Announcing their partnership in December 2019, General Motors (GM) and LG Energy Solutions established Ultium Cells LLC with a mission to “ensure excellence of Battery Cell Manufacturing through implementation of best practices from each company to contribute [to the] expansion of a Zero Emission propulsion on a global scale.”
Who is Li-Cycle?
Founded in 2016, Li-Cycle leverages innovative solutions to address emerging and urgent challenges around the world.
As the use of Lithium-ion rechargeable batteries in automotive, industrial energy storage, and consumer electronic applications rises, Li-Cycle believes that “the world needs improved technology and supply chain innovations to better recycle these batteries, while also meeting the rapidly growing demand for critical and scarce battery-grade materials.”
Why are Ultium Cells LLC and Li-Cycle join forces?
By joining forces to expand the recycling of scrap materials in battery cell manufacturing in North America, the new recycling process will allow Ultium Cells LLC to recycle cobalt, nickel, lithium, graphite, copper, manganese and aluminum.
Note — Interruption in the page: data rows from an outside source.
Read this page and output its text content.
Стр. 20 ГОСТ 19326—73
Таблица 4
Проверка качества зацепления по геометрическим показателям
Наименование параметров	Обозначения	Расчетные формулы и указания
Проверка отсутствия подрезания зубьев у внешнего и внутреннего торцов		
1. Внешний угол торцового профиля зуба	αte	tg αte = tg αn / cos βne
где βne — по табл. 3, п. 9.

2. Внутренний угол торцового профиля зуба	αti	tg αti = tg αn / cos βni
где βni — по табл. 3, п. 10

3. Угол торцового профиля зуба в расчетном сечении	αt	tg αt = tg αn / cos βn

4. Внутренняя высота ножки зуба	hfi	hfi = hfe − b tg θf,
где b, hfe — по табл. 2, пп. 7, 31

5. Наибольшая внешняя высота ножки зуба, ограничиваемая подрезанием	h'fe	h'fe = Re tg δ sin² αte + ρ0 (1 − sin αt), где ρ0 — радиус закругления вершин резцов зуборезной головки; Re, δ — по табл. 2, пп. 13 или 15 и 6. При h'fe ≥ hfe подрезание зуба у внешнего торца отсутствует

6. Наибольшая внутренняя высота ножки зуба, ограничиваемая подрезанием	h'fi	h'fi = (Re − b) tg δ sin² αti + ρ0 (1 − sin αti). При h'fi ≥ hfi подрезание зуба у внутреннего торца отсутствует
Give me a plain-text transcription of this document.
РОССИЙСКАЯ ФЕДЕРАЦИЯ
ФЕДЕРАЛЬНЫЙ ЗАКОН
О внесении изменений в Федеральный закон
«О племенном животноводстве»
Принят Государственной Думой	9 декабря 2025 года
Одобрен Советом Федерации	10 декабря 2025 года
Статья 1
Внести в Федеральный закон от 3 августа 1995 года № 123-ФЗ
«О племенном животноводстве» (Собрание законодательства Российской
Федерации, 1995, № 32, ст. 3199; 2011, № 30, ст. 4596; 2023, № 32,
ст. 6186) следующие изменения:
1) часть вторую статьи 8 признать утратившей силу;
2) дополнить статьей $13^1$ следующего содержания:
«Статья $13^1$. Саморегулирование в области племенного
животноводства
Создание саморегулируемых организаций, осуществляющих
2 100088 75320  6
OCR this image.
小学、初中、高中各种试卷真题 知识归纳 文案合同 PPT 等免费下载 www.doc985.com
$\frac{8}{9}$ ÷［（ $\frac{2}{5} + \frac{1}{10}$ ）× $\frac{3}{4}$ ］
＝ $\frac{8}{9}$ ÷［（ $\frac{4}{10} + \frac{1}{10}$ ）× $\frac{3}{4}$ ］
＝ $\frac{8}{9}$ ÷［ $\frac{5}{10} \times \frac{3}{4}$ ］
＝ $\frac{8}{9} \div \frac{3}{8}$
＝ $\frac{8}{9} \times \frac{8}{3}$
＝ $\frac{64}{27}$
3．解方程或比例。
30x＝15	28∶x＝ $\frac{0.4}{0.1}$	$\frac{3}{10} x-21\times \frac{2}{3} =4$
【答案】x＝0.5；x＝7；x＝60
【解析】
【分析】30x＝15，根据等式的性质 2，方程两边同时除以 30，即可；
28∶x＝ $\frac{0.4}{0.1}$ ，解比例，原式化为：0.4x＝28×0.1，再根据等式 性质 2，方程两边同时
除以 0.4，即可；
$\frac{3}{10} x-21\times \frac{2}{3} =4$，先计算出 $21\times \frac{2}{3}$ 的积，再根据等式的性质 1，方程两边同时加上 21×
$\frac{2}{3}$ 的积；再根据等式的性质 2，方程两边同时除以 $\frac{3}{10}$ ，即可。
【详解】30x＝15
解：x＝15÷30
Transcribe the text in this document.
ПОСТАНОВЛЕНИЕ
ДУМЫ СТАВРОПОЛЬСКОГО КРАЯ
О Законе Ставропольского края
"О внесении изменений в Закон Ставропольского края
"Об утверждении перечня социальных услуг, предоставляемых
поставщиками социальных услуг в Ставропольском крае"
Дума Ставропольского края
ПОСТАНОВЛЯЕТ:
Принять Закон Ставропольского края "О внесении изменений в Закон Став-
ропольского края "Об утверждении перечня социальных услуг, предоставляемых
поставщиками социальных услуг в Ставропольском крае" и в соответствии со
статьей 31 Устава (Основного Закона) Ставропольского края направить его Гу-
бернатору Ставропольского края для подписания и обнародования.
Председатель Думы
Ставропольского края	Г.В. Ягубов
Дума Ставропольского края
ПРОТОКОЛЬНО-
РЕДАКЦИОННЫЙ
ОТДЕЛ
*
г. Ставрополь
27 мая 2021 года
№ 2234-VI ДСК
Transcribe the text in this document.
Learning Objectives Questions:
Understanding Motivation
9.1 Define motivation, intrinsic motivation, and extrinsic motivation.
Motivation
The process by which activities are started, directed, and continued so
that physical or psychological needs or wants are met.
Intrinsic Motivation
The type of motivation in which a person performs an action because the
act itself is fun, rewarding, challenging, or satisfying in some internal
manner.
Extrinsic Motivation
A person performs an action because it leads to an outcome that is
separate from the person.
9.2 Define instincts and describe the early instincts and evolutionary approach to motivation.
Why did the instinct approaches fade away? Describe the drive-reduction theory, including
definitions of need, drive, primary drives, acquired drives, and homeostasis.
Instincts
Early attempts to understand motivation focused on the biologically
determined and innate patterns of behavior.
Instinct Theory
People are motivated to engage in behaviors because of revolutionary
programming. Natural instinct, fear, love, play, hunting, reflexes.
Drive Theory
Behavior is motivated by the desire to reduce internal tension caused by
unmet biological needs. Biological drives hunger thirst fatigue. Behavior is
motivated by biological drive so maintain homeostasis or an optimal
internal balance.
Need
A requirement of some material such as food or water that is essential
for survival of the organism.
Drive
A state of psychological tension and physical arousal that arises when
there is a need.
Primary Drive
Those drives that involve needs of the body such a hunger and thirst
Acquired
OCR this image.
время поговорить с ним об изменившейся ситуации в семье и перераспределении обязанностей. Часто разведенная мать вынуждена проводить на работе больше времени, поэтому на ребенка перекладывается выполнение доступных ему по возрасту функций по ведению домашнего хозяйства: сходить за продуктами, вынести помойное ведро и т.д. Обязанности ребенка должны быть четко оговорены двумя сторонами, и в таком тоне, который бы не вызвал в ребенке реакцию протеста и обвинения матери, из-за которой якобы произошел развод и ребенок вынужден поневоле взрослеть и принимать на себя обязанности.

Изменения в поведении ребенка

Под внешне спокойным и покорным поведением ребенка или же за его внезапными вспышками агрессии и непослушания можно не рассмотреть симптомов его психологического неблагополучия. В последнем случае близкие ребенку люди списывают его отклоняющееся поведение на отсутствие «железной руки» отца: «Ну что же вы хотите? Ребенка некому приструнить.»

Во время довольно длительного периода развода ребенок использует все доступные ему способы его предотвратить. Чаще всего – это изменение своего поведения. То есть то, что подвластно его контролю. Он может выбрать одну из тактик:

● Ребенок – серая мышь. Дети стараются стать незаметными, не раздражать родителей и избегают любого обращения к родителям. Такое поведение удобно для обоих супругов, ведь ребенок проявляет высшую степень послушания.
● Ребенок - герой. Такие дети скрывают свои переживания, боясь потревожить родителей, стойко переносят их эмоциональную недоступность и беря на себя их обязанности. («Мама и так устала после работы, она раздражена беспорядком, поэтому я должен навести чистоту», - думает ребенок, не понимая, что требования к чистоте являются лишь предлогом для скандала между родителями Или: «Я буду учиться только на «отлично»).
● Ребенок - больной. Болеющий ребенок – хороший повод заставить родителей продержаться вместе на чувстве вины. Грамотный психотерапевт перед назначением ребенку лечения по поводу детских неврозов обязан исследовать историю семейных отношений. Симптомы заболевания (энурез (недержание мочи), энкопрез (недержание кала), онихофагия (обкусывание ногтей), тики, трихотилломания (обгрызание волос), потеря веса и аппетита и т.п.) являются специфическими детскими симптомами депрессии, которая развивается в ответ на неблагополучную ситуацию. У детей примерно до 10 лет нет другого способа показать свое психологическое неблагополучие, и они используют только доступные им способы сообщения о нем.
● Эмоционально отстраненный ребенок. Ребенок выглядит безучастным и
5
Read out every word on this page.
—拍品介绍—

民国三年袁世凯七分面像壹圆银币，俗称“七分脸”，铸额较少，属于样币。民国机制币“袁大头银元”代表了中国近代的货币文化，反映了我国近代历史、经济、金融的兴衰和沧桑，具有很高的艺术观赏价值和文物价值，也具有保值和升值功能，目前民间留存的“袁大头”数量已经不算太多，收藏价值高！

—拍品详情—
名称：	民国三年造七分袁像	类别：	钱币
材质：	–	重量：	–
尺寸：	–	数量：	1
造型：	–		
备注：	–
“95% of these materials can be used in the production of new batteries or for adjacent industries,” says GM, who explains that the new hydrometallurgical process emits 30% less greenhouse gases (GHGs) than traditional processes, minimising the environmental impact. Use of this process will begin later in the year (2021).
"Our combined efforts with Ultium Cells will be instrumental in redirecting battery manufacturing scrap from landfills and returning a substantial amount of valuable battery-grade materials back into the battery supply chain. This partnership is a critical step forward in advancing our proven lithium-ion resource recovery technology as a more sustainable alternative to mining, " said Ajay Kochhar, President, CEO and co-founder of Li-Cycle.
"GM's zero-waste initiative aims to divert more than 90% of its manufacturing waste from landfills and incineration globally by 2025. Now, we're going to work closely with Ultium Cells and Li-Cycle to help the industry get even better use out of the materials,” added Ken Morris, Vice President of Electric and Autonomous Vehicles, GM.
Since 2013, GM has recycled or reused 100% of the battery packs it has received from customers, with most current GM EVs repaired with refurbished packs.
"We strive to make more with less waste and energy expended. This is a crucial step in improving the sustainability of our components and manufacturing processes,” concluded Thomas Gallagher, Chief Operating Officer, Ultium Cells LLC.